Marcel Winatschek

Something’s Got to Give

At 15:36 I slammed my head on the desk, folded my arms over it, and stayed there. Thirty minutes. I wasn’t quite crying, but I was close. I just couldn’t do it anymore. Finished. Done. Over.

I’d spent days thinking about what the hell I was doing with my time, and somewhere in there I started talking to myself. Then yelling. Then kicking at the mountain of tasks in front of me, spitting curses at it, and it just kept growing. More came with every complaint. I was drowning in things I couldn’t even clearly describe.

You hear about burnout from colleagues and friends. They complain and then they collapse, and your instinct is to tell them to take a week off—you just overworked yourself a little, that’s all. Toughen up, stop whining. But it was starting to make sense to me.

Everyone wanted something. Answers. Copy. PR statements. Designs. Videos. Photos. Decisions. Corrections. Just me, basically. No matter how much I typed into the computer, no matter how many calls and Skype sessions, it never stopped. Technical problems, legal problems, people problems. And then just hate. Pure hate for all of it.

I wanted to scream fuck you all, but I couldn’t, because I’d put myself here. I’d wanted this somehow. And they couldn’t help the fact that I’d taken on too much. So I kept going, and with every email, every checkbox crossed off, three more appeared. Four. Five. A sump of tasks, drowning me.

The obvious moves: parties, sex, alcohol, drugs, friends—anything to make it bearable. I burned it all out at parties, I had fun with people, and the moment I sat back down in front of the computer and saw the red-numbered pile of messages and wishes and expectations, I wanted to smash my head right through the screen.

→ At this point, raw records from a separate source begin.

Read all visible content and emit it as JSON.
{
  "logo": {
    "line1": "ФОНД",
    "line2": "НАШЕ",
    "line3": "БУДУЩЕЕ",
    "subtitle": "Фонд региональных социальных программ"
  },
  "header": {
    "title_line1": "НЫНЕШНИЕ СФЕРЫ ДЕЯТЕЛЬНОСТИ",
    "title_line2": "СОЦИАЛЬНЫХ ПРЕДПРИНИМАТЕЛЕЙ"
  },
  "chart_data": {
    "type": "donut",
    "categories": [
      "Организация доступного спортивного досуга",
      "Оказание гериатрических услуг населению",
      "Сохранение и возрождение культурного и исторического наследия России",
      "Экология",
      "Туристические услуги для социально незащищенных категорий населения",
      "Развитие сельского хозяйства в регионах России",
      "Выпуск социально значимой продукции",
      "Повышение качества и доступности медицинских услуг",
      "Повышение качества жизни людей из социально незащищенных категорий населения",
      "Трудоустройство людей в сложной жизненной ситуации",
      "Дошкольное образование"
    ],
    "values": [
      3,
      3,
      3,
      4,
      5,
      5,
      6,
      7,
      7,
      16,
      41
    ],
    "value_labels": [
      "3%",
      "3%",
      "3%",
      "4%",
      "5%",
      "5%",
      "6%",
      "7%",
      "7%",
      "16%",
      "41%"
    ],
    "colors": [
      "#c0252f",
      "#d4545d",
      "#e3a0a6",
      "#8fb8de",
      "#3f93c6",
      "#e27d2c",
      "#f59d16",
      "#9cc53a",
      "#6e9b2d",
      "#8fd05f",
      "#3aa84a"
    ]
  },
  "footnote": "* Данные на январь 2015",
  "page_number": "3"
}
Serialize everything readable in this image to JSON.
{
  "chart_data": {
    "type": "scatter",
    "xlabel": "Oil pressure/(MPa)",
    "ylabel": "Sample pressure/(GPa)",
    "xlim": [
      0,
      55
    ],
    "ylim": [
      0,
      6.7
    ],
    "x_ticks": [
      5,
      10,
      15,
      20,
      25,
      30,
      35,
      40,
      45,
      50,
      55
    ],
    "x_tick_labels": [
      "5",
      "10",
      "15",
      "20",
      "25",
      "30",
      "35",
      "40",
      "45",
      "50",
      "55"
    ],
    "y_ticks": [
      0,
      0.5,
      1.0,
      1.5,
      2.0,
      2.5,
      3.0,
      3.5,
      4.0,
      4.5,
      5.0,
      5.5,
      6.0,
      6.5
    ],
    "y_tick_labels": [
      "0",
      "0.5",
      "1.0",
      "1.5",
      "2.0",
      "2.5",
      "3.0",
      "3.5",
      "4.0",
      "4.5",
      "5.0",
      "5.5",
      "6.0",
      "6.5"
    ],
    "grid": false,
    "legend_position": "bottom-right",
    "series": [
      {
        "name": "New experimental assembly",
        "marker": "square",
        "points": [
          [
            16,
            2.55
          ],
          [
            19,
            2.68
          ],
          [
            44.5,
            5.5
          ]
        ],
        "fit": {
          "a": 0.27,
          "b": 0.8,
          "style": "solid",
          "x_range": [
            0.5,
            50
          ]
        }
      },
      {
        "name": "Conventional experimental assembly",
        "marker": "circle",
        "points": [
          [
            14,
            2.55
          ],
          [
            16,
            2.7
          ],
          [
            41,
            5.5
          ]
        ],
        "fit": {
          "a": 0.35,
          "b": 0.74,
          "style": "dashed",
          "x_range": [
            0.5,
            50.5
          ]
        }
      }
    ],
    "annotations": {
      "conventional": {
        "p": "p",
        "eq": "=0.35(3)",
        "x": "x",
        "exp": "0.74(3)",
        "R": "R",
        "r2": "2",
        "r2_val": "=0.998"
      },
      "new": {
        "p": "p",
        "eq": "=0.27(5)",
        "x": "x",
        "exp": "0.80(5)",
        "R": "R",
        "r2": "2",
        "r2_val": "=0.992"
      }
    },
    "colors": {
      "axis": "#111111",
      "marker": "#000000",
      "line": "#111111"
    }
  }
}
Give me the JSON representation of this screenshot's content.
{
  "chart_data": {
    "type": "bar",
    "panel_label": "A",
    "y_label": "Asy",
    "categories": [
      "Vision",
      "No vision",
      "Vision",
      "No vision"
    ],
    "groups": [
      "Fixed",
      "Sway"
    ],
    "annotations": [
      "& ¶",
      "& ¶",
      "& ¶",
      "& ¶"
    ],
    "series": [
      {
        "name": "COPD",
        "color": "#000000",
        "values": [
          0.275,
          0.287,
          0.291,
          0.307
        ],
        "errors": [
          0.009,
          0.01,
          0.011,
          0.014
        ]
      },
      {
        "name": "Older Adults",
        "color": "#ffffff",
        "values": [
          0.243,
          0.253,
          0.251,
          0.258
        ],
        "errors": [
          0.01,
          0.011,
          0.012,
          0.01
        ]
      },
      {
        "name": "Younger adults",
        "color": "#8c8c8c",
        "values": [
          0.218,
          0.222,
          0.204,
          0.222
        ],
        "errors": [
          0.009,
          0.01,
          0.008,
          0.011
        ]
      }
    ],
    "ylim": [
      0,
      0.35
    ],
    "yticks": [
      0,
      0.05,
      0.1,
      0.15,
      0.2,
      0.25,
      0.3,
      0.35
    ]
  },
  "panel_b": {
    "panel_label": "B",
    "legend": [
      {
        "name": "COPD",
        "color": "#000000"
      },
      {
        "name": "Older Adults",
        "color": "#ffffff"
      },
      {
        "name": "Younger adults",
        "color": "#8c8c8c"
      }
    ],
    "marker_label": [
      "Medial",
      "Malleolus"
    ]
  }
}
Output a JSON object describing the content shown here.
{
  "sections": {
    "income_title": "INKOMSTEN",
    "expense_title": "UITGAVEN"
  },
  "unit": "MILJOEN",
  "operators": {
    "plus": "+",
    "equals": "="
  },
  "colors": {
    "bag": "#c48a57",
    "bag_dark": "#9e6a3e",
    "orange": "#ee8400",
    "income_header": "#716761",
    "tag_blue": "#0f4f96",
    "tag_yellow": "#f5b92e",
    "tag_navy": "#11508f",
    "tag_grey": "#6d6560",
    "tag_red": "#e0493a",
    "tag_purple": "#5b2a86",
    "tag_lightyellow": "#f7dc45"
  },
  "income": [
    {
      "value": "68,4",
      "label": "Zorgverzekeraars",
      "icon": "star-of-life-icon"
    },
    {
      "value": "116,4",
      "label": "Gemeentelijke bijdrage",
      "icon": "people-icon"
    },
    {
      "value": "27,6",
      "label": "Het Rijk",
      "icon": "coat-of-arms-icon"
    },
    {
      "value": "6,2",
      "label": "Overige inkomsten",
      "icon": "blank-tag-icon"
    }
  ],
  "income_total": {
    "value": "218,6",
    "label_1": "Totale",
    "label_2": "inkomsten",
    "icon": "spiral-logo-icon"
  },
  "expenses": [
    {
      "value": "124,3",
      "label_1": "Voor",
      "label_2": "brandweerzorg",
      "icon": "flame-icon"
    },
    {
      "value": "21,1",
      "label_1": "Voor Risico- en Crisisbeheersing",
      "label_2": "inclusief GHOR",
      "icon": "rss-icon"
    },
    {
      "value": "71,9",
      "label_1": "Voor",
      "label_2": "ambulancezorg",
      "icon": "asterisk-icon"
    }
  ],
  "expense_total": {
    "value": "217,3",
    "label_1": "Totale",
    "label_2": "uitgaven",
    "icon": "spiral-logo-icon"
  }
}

It became clear something had to give when I started getting mean. Rocking back and forth in my chair like something was broken in me. Constantly asking myself what the point was, if it would ever get better, if I’d killed the fun part forever or if this was just temporary brain damage. The laptop had eaten my soul.

I don’t have a solution yet. And the self-help books and talks with friends can’t make the decision for me. Can’t tell me what comes next, how to actually change this without either blowing it all up or just lying down and letting this giant pulsing thing made of bits and bytes consume me.

The end of the year feels like the time to ease off. Take a vacation. Pull back. Maybe actually exercise for once. Figure out what’s wrong—with me, or with the world, I’m not sure which. Not slamming my head on the desk anymore. That would be a start.